Windows XP Computers Were Mostly Immune To WannaCry

An anonymous reader quotes a report from The Verge: Windows XP isn't as vulnerable to the WannaCry ransomware as many assumed, according to a new report from Kryptos research. The company's researchers found that XP computers hit with the most common WannaCry attack tended to simply crash without successfully installing or spreading the ransomware. If true, the result would undercut much of the early reporting on Windows XP's role in spreading the globe-spanning ransomware.
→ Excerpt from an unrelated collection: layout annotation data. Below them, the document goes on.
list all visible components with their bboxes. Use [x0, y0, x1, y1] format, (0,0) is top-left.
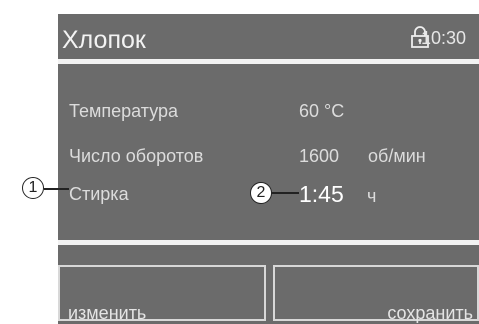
change-button-label: изменить: [68, 303, 147, 323]
callout-1-leader: [44, 188, 69, 190]
wash-duration-value: 1:45: [299, 181, 344, 207]
header-divider: [58, 59, 479, 64]
callout-2-leader: [272, 192, 299, 194]
save-button[interactable]: сохранить: [273, 265, 479, 323]
program-title: Хлопок: [62, 26, 146, 54]
footer-divider: [58, 240, 479, 245]
spin-speed-value: 1600: [299, 146, 340, 166]
temperature-label: Температура: [69, 101, 179, 121]
wash-duration-unit: ч: [367, 186, 377, 206]
spin-speed-label: Число оборотов: [69, 146, 204, 166]
control-panel-display: Хлопок 10:30 Температура 60 °C Число обо…: [58, 14, 479, 324]
callout-2-number: 2: [250, 182, 272, 204]
change-button[interactable]: изменить: [58, 265, 266, 323]
spin-speed-unit: об/мин: [368, 146, 426, 166]
temperature-value: 60 °C: [299, 101, 345, 121]
clock-display: 10:30: [421, 28, 467, 48]
wash-label: Стирка: [69, 184, 129, 204]
callout-1-number: 1: [22, 177, 44, 199]
save-button-label: сохранить: [387, 303, 473, 323]
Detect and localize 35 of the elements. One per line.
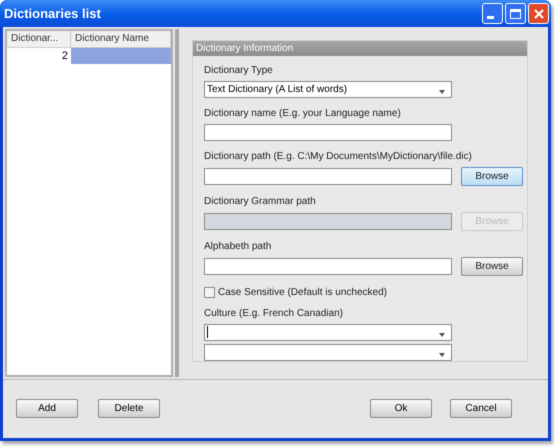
minimize-icon <box>487 16 494 19</box>
dialog-button[interactable]: Cancel <box>450 398 512 418</box>
field-label: Culture (E.g. French Canadian) <box>204 307 344 320</box>
action-button[interactable]: Add <box>16 398 78 418</box>
checkbox[interactable] <box>204 287 215 298</box>
action-button[interactable]: Delete <box>98 398 160 418</box>
browse-button[interactable]: Browse <box>461 257 523 276</box>
dropdown-caret-icon <box>439 333 445 337</box>
field-label: Dictionary path (E.g. C:\My Documents\MyDictionary\file.dic) <box>204 150 473 163</box>
table-cell[interactable] <box>71 48 171 64</box>
field-label: Alphabeth path <box>204 240 272 253</box>
window-title: Dictionaries list <box>4 4 102 23</box>
path-field[interactable] <box>204 168 452 185</box>
column-header[interactable]: Dictionary Name <box>71 31 171 47</box>
dropdown-field[interactable]: Text Dictionary (A List of words) <box>204 81 452 98</box>
checkbox-label: Case Sensitive (Default is unchecked) <box>218 286 387 300</box>
dropdown-caret-icon <box>439 353 445 357</box>
text-field[interactable] <box>204 124 452 141</box>
maximize-icon <box>510 8 521 18</box>
field-label: Dictionary Grammar path <box>204 195 317 208</box>
field-label: Dictionary name (E.g. your Language name) <box>204 107 402 120</box>
column-header[interactable]: Dictionar... <box>7 31 71 47</box>
dropdown-field[interactable] <box>204 344 452 361</box>
field-label: Dictionary Type <box>204 64 274 77</box>
browse-button[interactable]: Browse <box>461 167 523 186</box>
dropdown-field[interactable] <box>204 324 452 341</box>
dialog-button[interactable]: Ok <box>370 398 432 418</box>
close-button[interactable] <box>528 3 549 24</box>
path-field[interactable] <box>204 258 452 275</box>
maximize-button[interactable] <box>505 3 526 24</box>
panel-header: Dictionary Information <box>193 41 527 56</box>
minimize-button[interactable] <box>482 3 503 24</box>
dropdown-caret-icon <box>439 90 445 94</box>
table-cell[interactable]: 2 <box>7 48 71 64</box>
close-icon <box>534 8 544 18</box>
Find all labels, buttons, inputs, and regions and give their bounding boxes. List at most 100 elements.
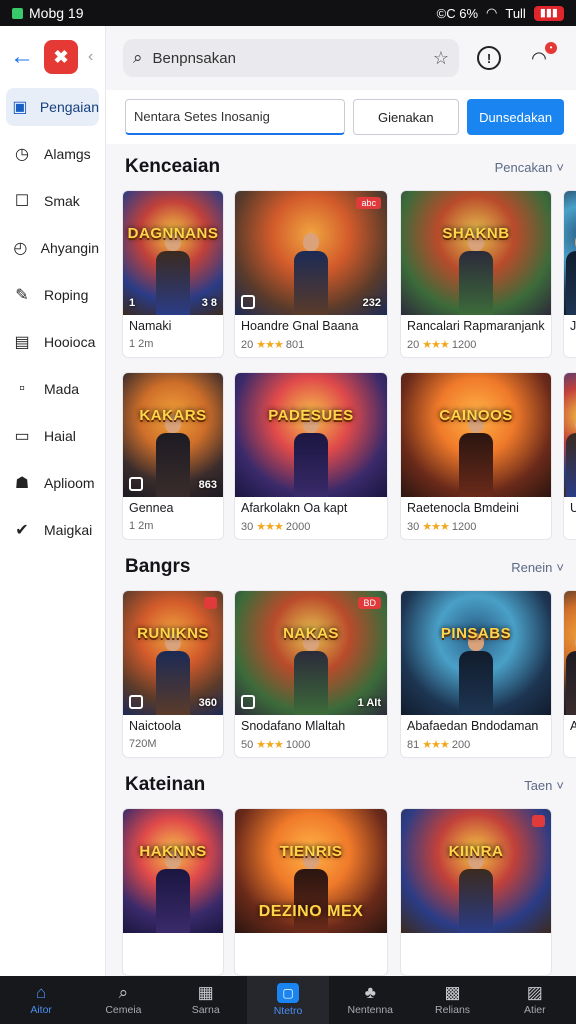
- sidebar-item-1[interactable]: ▣ Pengaian: [6, 88, 99, 126]
- game-card[interactable]: SHAKNB Rancalari Rapmaranjank 20 ★★★ 1200: [400, 190, 552, 358]
- sidebar-item-3[interactable]: ☐ Smak: [6, 182, 99, 220]
- game-card[interactable]: HAKNNS: [122, 808, 224, 976]
- game-card[interactable]: TIENRIS DEZINO MEX: [234, 808, 388, 976]
- nav-item-label: Ntetro: [273, 1005, 303, 1017]
- search-box[interactable]: ⌕ Benpnsakan ☆: [123, 39, 459, 77]
- back-arrow-icon[interactable]: ←: [10, 45, 34, 69]
- sidebar-item-7[interactable]: ▫ Mada: [6, 370, 99, 408]
- sidebar-item-5[interactable]: ✎ Roping: [6, 276, 99, 314]
- game-cover-image: PINSABS: [401, 591, 551, 715]
- game-size: 720M: [129, 738, 157, 750]
- sidebar-item-9[interactable]: ☗ Aplioom: [6, 464, 99, 502]
- nav-item-2[interactable]: ⌕ Cemeia: [82, 976, 164, 1024]
- game-subinfo: 1 2m: [129, 520, 217, 532]
- nav-item-label: Aitor: [30, 1004, 52, 1016]
- info-icon[interactable]: !: [477, 46, 501, 70]
- game-card[interactable]: RUNIKNS 360 Naictoola 720M: [122, 590, 224, 758]
- card-meta: Ai: [564, 715, 576, 742]
- game-cover-title: NAKAS: [283, 625, 339, 642]
- game-cover-title: CAINOOS: [439, 407, 513, 424]
- game-name: Gennea: [129, 501, 174, 515]
- card-meta: Hoandre Gnal Baana 20 ★★★ 801: [235, 315, 387, 355]
- filter-bar: Nentara Setes Inosanig Gienakan Dunsedak…: [106, 90, 576, 144]
- section-header: Bangrs Renein ˅: [106, 548, 576, 586]
- game-card[interactable]: PADESUES Afarkolakn Oa kapt 30 ★★★ 2000: [234, 372, 388, 540]
- game-card[interactable]: JI: [563, 190, 576, 358]
- bag-icon: ☗: [14, 475, 30, 492]
- section-link-label: Renein: [511, 559, 553, 575]
- game-card[interactable]: Ur: [563, 372, 576, 540]
- game-size: 20: [241, 339, 254, 351]
- nav-item-1[interactable]: ⌂ Aitor: [0, 976, 82, 1024]
- play-icon: [241, 295, 255, 309]
- chevron-down-icon: ˅: [556, 159, 564, 175]
- game-card[interactable]: KIINRA: [400, 808, 552, 976]
- dashboard-icon: ▣: [12, 99, 28, 116]
- chevron-down-icon: ˅: [556, 559, 564, 575]
- card-meta: [235, 933, 387, 946]
- collapse-chevron-icon[interactable]: ‹: [88, 48, 93, 66]
- game-size: 81: [407, 739, 420, 751]
- section-link-label: Pencakan: [494, 159, 553, 175]
- game-size: 1 2m: [129, 338, 154, 350]
- rating-stars: ★★★: [256, 739, 284, 751]
- game-name: Rancalari Rapmaranjank: [407, 319, 545, 333]
- game-subinfo: 20 ★★★ 801: [241, 338, 381, 351]
- game-card[interactable]: NAKAS BD 1 AIt Snodafano Mlaltah 50 ★★★ 1000: [234, 590, 388, 758]
- game-subinfo: 1 2m: [129, 338, 217, 350]
- sidebar-item-8[interactable]: ▭ Haial: [6, 417, 99, 455]
- status-title: Mobg 19: [29, 5, 84, 21]
- game-subinfo: 30 ★★★ 2000: [241, 520, 381, 533]
- game-rating-count: 200: [451, 739, 471, 751]
- game-name: Naictoola: [129, 719, 182, 733]
- primary-button[interactable]: Dunsedakan: [467, 99, 564, 135]
- section-more-link[interactable]: Renein ˅: [511, 560, 564, 575]
- filter-input[interactable]: Nentara Setes Inosanig: [125, 99, 345, 135]
- sidebar-item-4[interactable]: ◴ Ahyangin: [6, 229, 99, 267]
- game-card[interactable]: DAGNNANS 1 3 8 Namaki 1 2m: [122, 190, 224, 358]
- game-card[interactable]: CAINOOS Raetenocla Bmdeini 30 ★★★ 1200: [400, 372, 552, 540]
- game-name: Namaki: [129, 319, 172, 333]
- section-title: Kenceaian: [125, 156, 221, 177]
- game-subinfo: 20 ★★★ 1200: [407, 338, 545, 351]
- app-logo[interactable]: ✖: [44, 40, 78, 74]
- game-card[interactable]: PINSABS Abafaedan Bndodaman 81 ★★★ 200: [400, 590, 552, 758]
- game-card[interactable]: abc 232 Hoandre Gnal Baana 20 ★★★ 801: [234, 190, 388, 358]
- card-count: 360: [198, 697, 217, 709]
- sidebar-item-label: Mada: [44, 381, 80, 397]
- nav-item-3[interactable]: ▦ Sarna: [165, 976, 247, 1024]
- sidebar-item-label: Smak: [44, 193, 80, 209]
- section-more-link[interactable]: Pencakan ˅: [495, 160, 564, 175]
- game-name: Snodafano Mlaltah: [241, 719, 346, 733]
- notification-bell-icon[interactable]: ◠ •: [519, 38, 559, 78]
- game-rating-count: 2000: [285, 521, 311, 533]
- card-badge: [532, 815, 545, 827]
- game-card[interactable]: Ai: [563, 590, 576, 758]
- nav-item-5[interactable]: ♣ Nentenna: [329, 976, 411, 1024]
- notification-icon: [12, 7, 23, 19]
- nav-item-4[interactable]: ▢ Ntetro: [246, 976, 330, 1024]
- game-cover-image: HAKNNS: [123, 809, 223, 933]
- star-icon[interactable]: ☆: [433, 48, 449, 69]
- section-more-link[interactable]: Taen ˅: [524, 778, 564, 793]
- secondary-button[interactable]: Gienakan: [352, 99, 460, 135]
- card-meta: Ur: [564, 497, 576, 524]
- sidebar-item-2[interactable]: ◷ Alamgs: [6, 135, 99, 173]
- game-cover-image: RUNIKNS 360: [123, 591, 223, 715]
- sidebar-item-6[interactable]: ▤ Hooioca: [6, 323, 99, 361]
- status-bar: Mobg 19 ©C 6% ◠ Tull ▮▮▮: [0, 0, 576, 26]
- sidebar-item-10[interactable]: ✔ Maigkai: [6, 511, 99, 549]
- game-name: Ai: [570, 719, 576, 733]
- game-card[interactable]: KAKARS 863 Gennea 1 2m: [122, 372, 224, 540]
- nav-item-7[interactable]: ▨ Atier: [494, 976, 576, 1024]
- game-cover-subtitle: DEZINO MEX: [258, 903, 364, 920]
- card-meta: Namaki 1 2m: [123, 315, 223, 354]
- sidebar-item-label: Hooioca: [44, 334, 96, 350]
- play-icon: [129, 695, 143, 709]
- card-icon: ▢: [276, 983, 299, 1003]
- nav-item-6[interactable]: ▩ Relians: [411, 976, 493, 1024]
- sidebar-item-label: Alamgs: [44, 146, 91, 162]
- clock-icon: ◷: [15, 146, 29, 163]
- card-icon: ▭: [14, 428, 30, 445]
- game-rating-count: 1000: [285, 739, 311, 751]
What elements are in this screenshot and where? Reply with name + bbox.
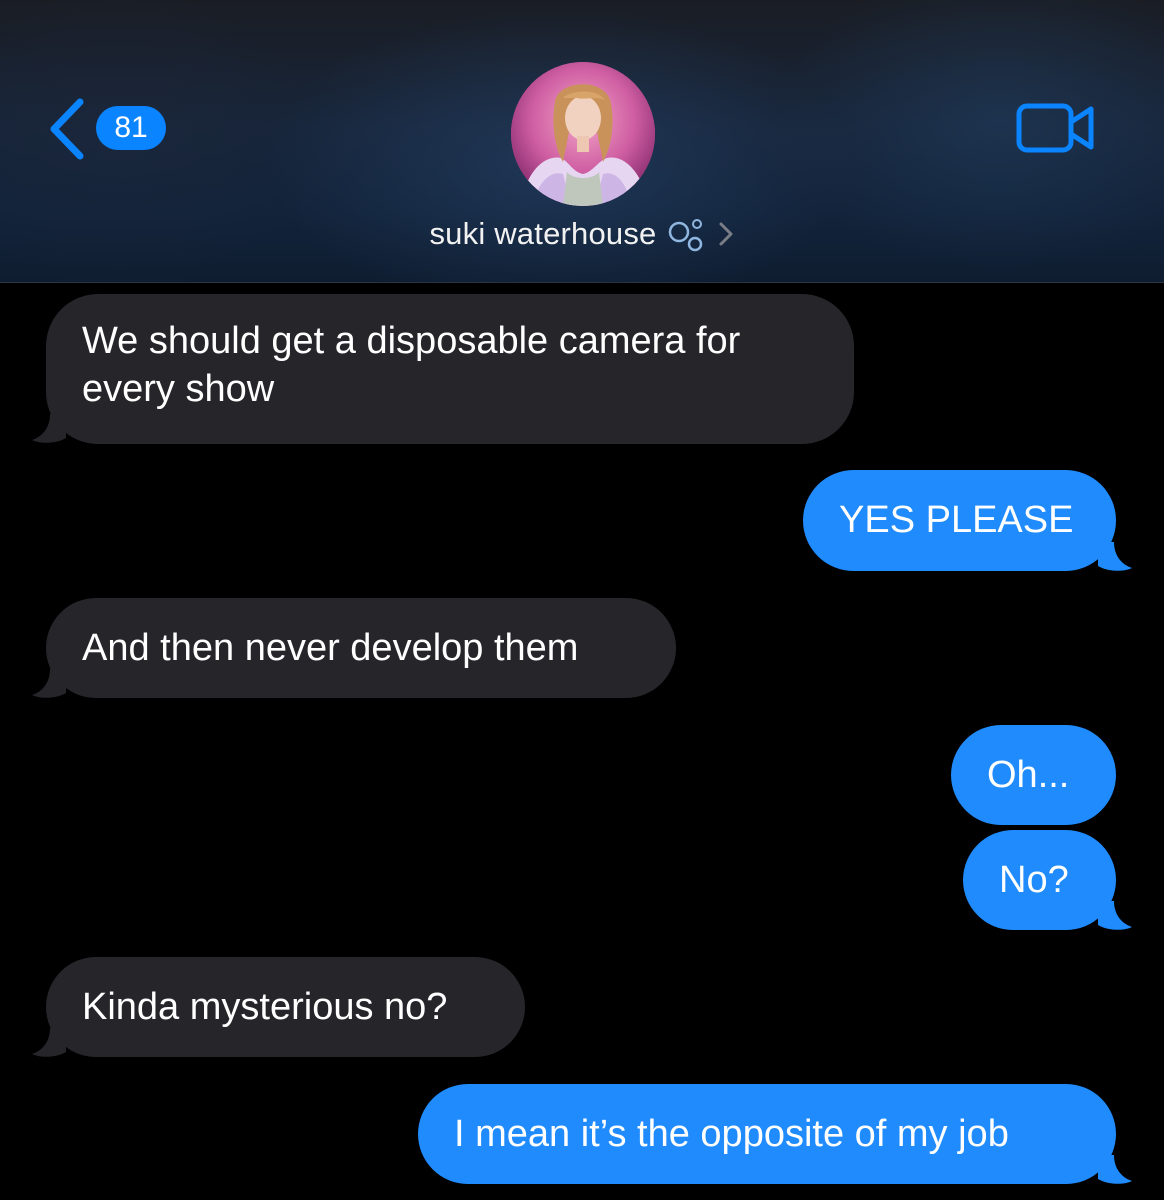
messages-screen: 81 suki waterhouse We should get a dispo… (0, 0, 1164, 1200)
message-text: And then never develop them (82, 627, 579, 669)
outgoing-bubble-tail (1098, 542, 1132, 571)
contact-title-row: suki waterhouse (0, 216, 1164, 266)
chevron-right-icon (719, 222, 732, 246)
outgoing-message-bubble[interactable]: No? (963, 830, 1116, 930)
message-text: Oh... (987, 754, 1070, 796)
bubbles-emoji-icon (668, 219, 702, 252)
contact-info-button[interactable]: suki waterhouse (429, 216, 734, 252)
incoming-message-bubble[interactable]: And then never develop them (46, 598, 676, 698)
message-text-line: We should get a disposable camera for (82, 320, 741, 362)
outgoing-bubble-tail (1098, 1155, 1132, 1184)
message-text: I mean it’s the opposite of my job (454, 1113, 1009, 1155)
avatar[interactable] (511, 62, 655, 206)
message-text-line: every show (82, 368, 275, 410)
incoming-bubble-tail (32, 1028, 66, 1057)
incoming-message-bubble[interactable]: Kinda mysterious no? (46, 957, 525, 1057)
message-text: No? (999, 859, 1069, 901)
contact-name: suki waterhouse (429, 216, 657, 251)
back-button[interactable]: 81 (44, 96, 174, 162)
chevron-left-icon (50, 98, 84, 160)
incoming-bubble-tail (32, 669, 66, 698)
message-text: YES PLEASE (839, 499, 1074, 541)
unread-count-badge: 81 (96, 106, 166, 150)
outgoing-bubble-tail (1098, 901, 1132, 930)
outgoing-message-bubble[interactable]: I mean it’s the opposite of my job (418, 1084, 1116, 1184)
incoming-message-bubble[interactable]: We should get a disposable camera for ev… (46, 294, 854, 444)
message-text: Kinda mysterious no? (82, 986, 448, 1028)
facetime-video-button[interactable] (1016, 102, 1096, 154)
avatar-photo (511, 62, 655, 206)
conversation-header: 81 suki waterhouse (0, 0, 1164, 283)
outgoing-message-bubble[interactable]: YES PLEASE (803, 470, 1116, 571)
outgoing-message-bubble[interactable]: Oh... (951, 725, 1116, 825)
video-camera-icon (1016, 103, 1094, 153)
incoming-bubble-tail (32, 414, 66, 443)
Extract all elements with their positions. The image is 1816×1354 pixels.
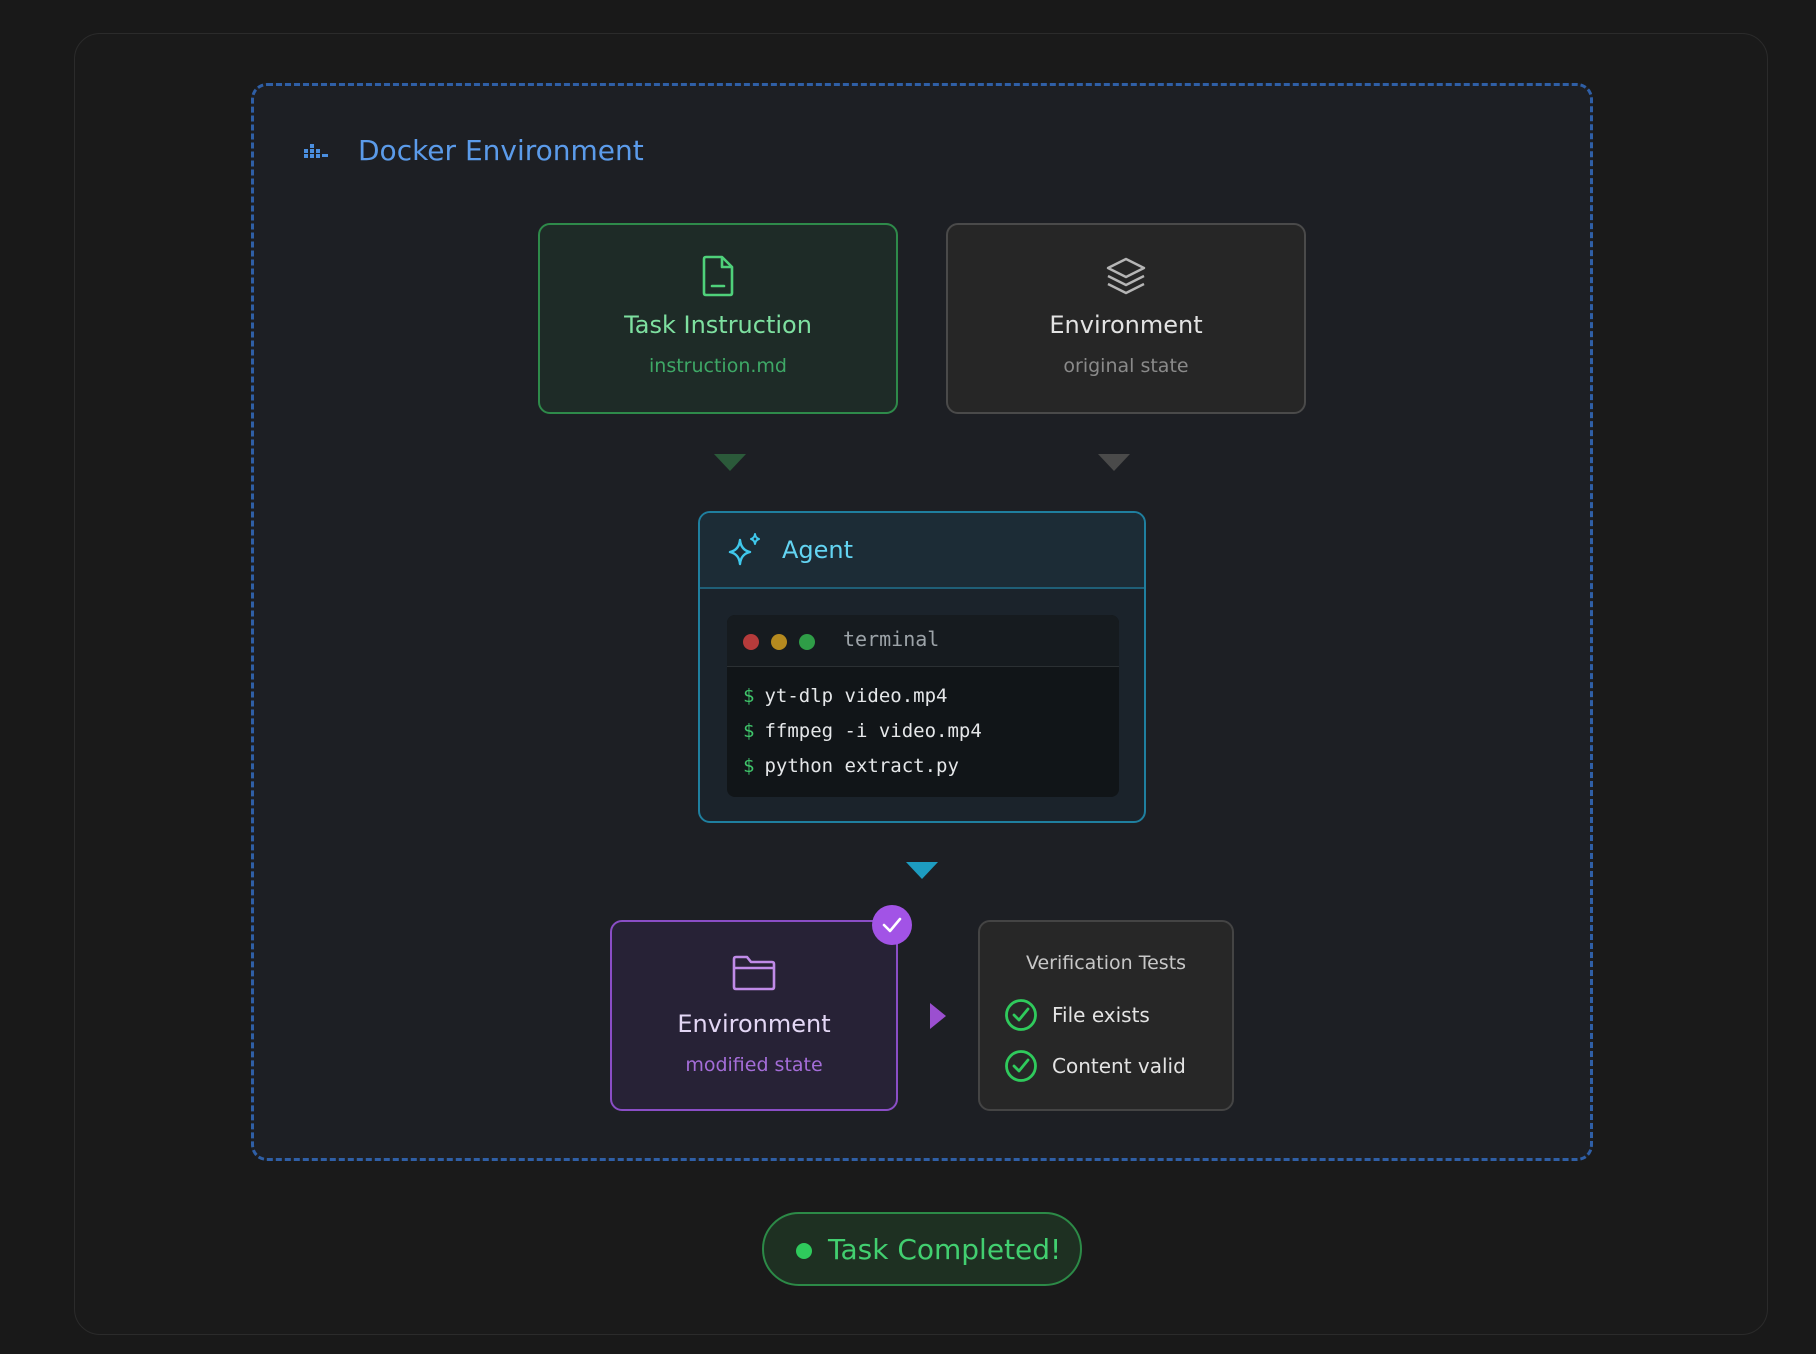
check-circle-icon [1005,1050,1037,1082]
verification-check-label: File exists [1052,1003,1150,1027]
task-instruction-file: instruction.md [649,355,787,377]
task-completed-label: Task Completed! [828,1233,1062,1266]
verification-title: Verification Tests [1025,952,1187,974]
terminal-titlebar: terminal [727,615,1119,667]
close-dot [743,634,759,650]
check-badge-icon [872,905,912,945]
agent-node: Agent terminal $ yt-dlp video.mp4 $ ffmpeg… [698,511,1146,823]
arrow-agent-to-environment [906,862,938,879]
agent-title: Agent [782,536,854,564]
terminal-command: $ yt-dlp video.mp4 [743,685,948,707]
minimize-dot [771,634,787,650]
task-instruction-title: Task Instruction [624,311,812,339]
document-icon [702,255,734,297]
environment-original-title: Environment [1049,311,1203,339]
agent-header: Agent [700,513,1144,589]
docker-icon [304,136,330,172]
environment-modified-title: Environment [677,1010,831,1038]
verification-tests-node: Verification Tests File exists Content v… [978,920,1234,1111]
layers-icon [1106,257,1146,295]
status-dot [796,1243,812,1259]
task-instruction-node: Task Instruction instruction.md [538,223,898,414]
environment-original-node: Environment original state [946,223,1306,414]
verification-check-item: Content valid [1004,1049,1186,1083]
task-completed-badge: Task Completed! [762,1212,1082,1286]
arrow-task-to-agent [714,454,746,471]
sparkles-icon [728,533,760,566]
maximize-dot [799,634,815,650]
environment-modified-node: Environment modified state [610,920,898,1111]
arrow-to-verification [930,1003,946,1029]
environment-original-subtitle: original state [1063,355,1189,377]
verification-check-item: File exists [1004,998,1150,1032]
environment-modified-subtitle: modified state [685,1054,823,1076]
terminal-command: $ ffmpeg -i video.mp4 [743,720,982,742]
terminal-title: terminal [843,627,940,651]
terminal-command: $ python extract.py [743,755,959,777]
folder-icon [732,955,776,991]
check-circle-icon [1005,999,1037,1031]
terminal-window: terminal $ yt-dlp video.mp4 $ ffmpeg -i vi… [727,615,1119,797]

The core of WannaCry is a vulnerability in a Windows file-sharing system called SMB, which allowed WannaCry to spread quickly across vulnerable systems with no user interaction. But when Kryptos researchers targeted an XP computer with the malware in a lab setting, they found that the computers either failed to install or exhibited a "blue screen of death," requiring a hard reset. It's still possible to manually install WannaCry on XP machines, but the program's particular method of breaking through security simply isn't effective against the older operating system. The worst-case scenario, and likely scenario," the Kryptos report reads, "is that WannaCry caused many unexplained blue-screen-of-death crashes." While they cut against much of the early analysis of WannaCry, Kryptos' findings are consistent with early research from Kaspersky Lab, which found that Windows XP accounted for an "insignificant" percentage of the total infections. Kaspersky found the bulk of infections on machines running Windows 7 or Windows Server 2008.